You Might Also Like...

8 Comments

  • Isa
    5. August 2018 at 13:35

    Soooooo viel Liebe. Ihr seid so eine fantastische Familie und ich bewundere euch sehr. Und diese Liebe wird ihn und euch tragen. Und vielleicht hilft euch irgendwann auch eine Diagnose. Alles Liebe

  • Janin
    5. August 2018 at 21:58

    Der Text ist ganz toll geschrieben. Und ich kann Dich sehr gut verstehen, denn wir sind in einer ähnlichen Situation.
    Haltet weiter durch. Wir tun es für unsere Kinder, um sie zu verstehen und ihnen nicht nur unsre Liebe sondern auch das Verständnis von anderen für sie und ihr Verhalten zu ermöglichen.

  • Mara Solanum
    5. August 2018 at 23:23

    Oh, ihr goldigen Eltern!!! Ich drücke euch allen ganz feste die Daumen! Ein wenig haben wir diese Sachen auch mitgemacht … Es ist immer wie ein Eindringen in unsere Familie gewesen … und es tat weh, wenn jemand seine Meinung über uns äußerte.

  • Corsa
    6. August 2018 at 08:22

    .

  • Die Freitagslieblinge am 10. August 2018 - MEERESRAUSCHEN
    10. August 2018 at 20:00

    […] Woche möchte ich einfach mal DANKE an Konsti sagen. Unsere Zeiten sind derzeit nicht einfach, aber dank LIEBE klappt das alles schon ganz gut. . Mehr gibt es bei […]

  • Anja
    13. August 2018 at 15:50

    Schön zu lesen, dass ihr zu eurem Sohn steht und ihn stärkt. Ich bin der Überzeugung, das ist das Wichtigste!

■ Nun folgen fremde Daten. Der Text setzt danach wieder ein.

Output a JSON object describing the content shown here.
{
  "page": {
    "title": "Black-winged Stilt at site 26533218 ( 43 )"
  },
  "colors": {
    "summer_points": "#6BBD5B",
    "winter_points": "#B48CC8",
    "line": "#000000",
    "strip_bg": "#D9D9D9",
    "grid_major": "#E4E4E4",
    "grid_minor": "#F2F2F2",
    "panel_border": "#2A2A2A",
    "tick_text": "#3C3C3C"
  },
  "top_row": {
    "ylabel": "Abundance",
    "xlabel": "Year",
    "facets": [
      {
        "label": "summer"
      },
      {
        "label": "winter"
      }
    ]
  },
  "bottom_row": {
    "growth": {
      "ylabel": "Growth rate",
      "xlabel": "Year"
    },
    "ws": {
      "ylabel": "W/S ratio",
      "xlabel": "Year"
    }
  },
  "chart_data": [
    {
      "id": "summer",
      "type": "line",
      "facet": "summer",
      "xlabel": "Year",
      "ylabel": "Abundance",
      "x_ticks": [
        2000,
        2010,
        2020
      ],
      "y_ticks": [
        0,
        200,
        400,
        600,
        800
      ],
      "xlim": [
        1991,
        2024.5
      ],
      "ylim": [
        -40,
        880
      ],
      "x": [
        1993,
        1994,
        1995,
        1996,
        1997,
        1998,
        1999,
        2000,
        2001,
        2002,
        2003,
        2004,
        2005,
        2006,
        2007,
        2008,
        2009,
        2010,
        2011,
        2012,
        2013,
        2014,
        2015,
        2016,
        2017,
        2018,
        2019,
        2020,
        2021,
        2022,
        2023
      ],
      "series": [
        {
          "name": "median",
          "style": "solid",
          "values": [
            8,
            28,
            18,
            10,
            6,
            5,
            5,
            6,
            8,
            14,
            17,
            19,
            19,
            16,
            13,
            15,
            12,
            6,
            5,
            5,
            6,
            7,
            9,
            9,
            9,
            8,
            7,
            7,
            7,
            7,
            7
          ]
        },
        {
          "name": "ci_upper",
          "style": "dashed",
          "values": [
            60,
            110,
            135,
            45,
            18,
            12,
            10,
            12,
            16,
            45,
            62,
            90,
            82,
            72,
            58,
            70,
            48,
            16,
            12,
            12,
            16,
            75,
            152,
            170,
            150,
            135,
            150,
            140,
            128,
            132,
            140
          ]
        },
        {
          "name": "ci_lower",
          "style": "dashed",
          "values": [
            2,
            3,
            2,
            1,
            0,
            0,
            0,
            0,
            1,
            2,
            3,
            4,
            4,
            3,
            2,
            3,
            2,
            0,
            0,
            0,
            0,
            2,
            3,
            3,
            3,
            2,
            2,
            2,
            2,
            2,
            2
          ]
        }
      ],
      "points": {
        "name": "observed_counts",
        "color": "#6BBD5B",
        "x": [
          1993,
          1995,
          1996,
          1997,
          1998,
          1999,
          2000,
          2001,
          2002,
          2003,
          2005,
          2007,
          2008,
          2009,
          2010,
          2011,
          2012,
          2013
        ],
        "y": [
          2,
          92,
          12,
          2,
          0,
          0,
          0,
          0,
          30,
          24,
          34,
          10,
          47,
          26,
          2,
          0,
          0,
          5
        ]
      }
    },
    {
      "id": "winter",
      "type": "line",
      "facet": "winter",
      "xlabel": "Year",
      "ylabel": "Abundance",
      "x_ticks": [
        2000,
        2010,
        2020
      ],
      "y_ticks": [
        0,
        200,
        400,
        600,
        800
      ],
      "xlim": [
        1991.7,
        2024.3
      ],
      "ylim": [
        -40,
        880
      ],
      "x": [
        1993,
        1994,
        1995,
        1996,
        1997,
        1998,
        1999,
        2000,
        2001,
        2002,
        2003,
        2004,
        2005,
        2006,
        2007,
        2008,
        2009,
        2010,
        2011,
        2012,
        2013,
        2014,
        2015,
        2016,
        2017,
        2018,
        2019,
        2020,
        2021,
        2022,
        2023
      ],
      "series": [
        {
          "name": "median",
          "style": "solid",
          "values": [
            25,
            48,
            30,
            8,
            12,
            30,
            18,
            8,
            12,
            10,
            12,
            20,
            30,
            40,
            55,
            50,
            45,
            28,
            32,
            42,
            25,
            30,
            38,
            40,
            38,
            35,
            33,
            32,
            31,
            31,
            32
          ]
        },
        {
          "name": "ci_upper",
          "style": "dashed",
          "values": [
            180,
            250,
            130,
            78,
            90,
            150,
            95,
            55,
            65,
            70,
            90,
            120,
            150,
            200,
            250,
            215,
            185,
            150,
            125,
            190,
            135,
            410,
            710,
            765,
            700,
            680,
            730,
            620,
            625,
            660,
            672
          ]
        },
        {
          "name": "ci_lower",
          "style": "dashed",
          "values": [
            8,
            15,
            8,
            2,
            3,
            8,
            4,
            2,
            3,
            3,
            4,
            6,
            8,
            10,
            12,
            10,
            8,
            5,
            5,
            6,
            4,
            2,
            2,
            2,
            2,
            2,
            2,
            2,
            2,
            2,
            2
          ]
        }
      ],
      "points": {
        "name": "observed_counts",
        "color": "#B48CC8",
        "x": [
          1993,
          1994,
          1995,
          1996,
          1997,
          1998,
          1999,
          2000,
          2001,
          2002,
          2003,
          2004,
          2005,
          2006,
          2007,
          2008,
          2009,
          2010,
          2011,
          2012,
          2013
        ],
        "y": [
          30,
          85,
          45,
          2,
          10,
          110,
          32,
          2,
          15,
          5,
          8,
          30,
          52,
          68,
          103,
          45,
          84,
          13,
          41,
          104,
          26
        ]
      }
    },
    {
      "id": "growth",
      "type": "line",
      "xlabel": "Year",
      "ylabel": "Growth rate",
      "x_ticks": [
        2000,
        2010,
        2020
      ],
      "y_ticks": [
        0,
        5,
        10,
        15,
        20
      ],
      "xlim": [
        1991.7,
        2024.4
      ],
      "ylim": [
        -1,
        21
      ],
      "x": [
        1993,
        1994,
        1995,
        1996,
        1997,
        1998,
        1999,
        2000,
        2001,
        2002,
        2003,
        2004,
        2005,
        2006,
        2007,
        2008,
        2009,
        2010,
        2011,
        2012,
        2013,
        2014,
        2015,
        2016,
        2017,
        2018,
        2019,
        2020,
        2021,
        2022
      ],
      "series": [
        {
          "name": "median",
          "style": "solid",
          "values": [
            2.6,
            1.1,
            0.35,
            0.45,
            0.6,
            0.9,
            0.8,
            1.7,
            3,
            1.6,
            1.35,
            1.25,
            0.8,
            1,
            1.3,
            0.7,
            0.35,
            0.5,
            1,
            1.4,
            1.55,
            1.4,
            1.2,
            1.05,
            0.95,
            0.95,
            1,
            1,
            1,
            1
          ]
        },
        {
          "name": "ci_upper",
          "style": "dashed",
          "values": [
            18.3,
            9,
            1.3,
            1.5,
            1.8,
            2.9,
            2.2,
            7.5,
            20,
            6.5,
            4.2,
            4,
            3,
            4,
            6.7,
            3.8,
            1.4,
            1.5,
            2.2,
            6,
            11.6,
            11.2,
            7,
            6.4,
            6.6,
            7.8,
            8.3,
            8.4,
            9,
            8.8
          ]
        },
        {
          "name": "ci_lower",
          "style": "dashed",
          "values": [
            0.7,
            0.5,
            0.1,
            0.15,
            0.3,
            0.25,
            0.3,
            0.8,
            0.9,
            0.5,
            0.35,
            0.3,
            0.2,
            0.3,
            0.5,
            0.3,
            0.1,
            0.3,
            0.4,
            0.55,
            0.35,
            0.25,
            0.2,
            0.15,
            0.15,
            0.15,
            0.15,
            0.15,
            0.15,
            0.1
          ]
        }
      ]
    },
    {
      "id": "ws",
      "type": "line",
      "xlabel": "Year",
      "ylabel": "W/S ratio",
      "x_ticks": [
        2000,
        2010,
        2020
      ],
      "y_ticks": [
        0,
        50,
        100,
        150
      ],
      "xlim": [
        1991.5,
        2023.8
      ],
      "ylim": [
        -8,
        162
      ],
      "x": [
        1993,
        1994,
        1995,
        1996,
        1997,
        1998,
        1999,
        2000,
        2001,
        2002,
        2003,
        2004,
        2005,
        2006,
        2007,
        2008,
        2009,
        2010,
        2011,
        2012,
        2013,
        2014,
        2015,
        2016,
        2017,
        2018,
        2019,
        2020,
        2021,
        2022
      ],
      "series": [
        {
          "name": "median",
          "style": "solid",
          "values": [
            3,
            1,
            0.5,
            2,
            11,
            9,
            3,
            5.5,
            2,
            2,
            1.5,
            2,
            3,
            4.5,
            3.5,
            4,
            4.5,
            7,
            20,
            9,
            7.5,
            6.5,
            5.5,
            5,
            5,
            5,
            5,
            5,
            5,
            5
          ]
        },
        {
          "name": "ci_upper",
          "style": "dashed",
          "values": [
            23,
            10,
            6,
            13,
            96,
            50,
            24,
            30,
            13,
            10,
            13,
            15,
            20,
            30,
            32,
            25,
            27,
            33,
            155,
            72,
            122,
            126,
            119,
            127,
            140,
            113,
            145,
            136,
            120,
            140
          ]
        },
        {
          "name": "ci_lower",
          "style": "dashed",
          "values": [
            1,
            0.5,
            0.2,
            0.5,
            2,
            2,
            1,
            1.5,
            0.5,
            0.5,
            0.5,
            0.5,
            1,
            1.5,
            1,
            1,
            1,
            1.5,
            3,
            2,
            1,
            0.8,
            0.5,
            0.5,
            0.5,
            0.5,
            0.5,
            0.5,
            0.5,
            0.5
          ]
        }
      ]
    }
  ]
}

    “Mittlerweile erhielten 20 bis 25 Prozent aller Jungen bis zu ihrem 15. Lebensjahr mindestens einmal die Diagnose, an ADHS zu leiden, einer Aufmerksamkeitsstörung mit Hyperaktivität.” schreibt die FAZ 2015. Bei einem Elternabend sagte eine Gesundheitsförderin der Klasse 2000, dass mittlerweile 1/3 der Grundschüler in Therapien sind.
    Für mich krankt das Schulsystem, nicht die Kinder!

  • Caro
    11. November 2018 at 21:04

    Mich bewegen Eure Posts zu diesem besonderen Kind. Auch nach Monaten des ersten Lesens noch. Mein großes Kind ist ganz anders, aber einiges ist auch ähnlich. Er ist in vielem eigen und schwierig. Er ist nicht beliebt bei anderen Kindern. Er ist so wunderbar, so kreativ, so voller Ideen, aber auch so stur, so voller (nicht immer friedlicher Flausen), er macht sich vieles schwerer als ea ist, weil für ihn alles oder nichts gilt.

    Egal, er soll hier gar nicht Thema sein (wir sind auch noch im Vorschulalter, wo “Fehlfunktionen” noch nicht so schlimm sind). Aber ich danke Euch für Eure Offenheit. Dafür, dass Ihr uns an Eurer Liebe und Eurer Zerrissenheit teilhaben lasst. Und an Eurer Furcht, dass nicht alles gut werden könnte und wie man die Sorgen ums Kind vom Kind möglichst feenhält. Dass wir ahnen dürfen, dass es auch andere gibt, die vieles (gefühlt mehr als genug) richtig machen und bei denen trotzdem nicht alles Bullerbü ist.

    Ich wünsche Euch, dass sich Lösungen finden, die Euch alle glücklich machen. Und ich kann nur sagen: ich spüre in Euren Texten die Liebe.

  • Rike
    13. Dezember 2021 at 20:51

    Liebe Familie,
    ich weine vor Rührung und kann kaum verstehen, warum der letzte Post in 2018 passiet ist…
    Aber vielleciht bin ich auch nicht “up to date”
    Wir sind selbst gerade auf dem Weg einer Odyssee.
    De Große war “gesellschftskonform”. Zog sich zurück – ist bis heute eher defensiv.
    Der Kleine, dessen Weg wir gerade vor uns haben, ist “oppositionell”. Wehrt sich. Ist aggressiv. Im KiGa hat ihn ein Kind geärgert und er hat eine Grenze überschritten – hat das andere Kind in den Schwitzkasten genommen und nicht losgelassen – nach 3 Monaten und viel übler Nachrede der Eltern des anderen Kindes möchten die Eltern des anderen Kindes eine “Aussprache”. sie habe unser Kind im (DORF) als Monster dargestellt. Haben gesagt, man soll sein Kind nicht mehr mit ihm spielen lassen. Das tut so weh. Er ist kein Monster.
    Er hat eine Grenze überschritten. Ja – aber warum?
    Hat der andere Junge ihn so gereizt, daß er sich nicht mehr zu helfen wußte? Der Umstand, daß keiner der Erzieher dabei war, macht es für uns alle nicht einfacher.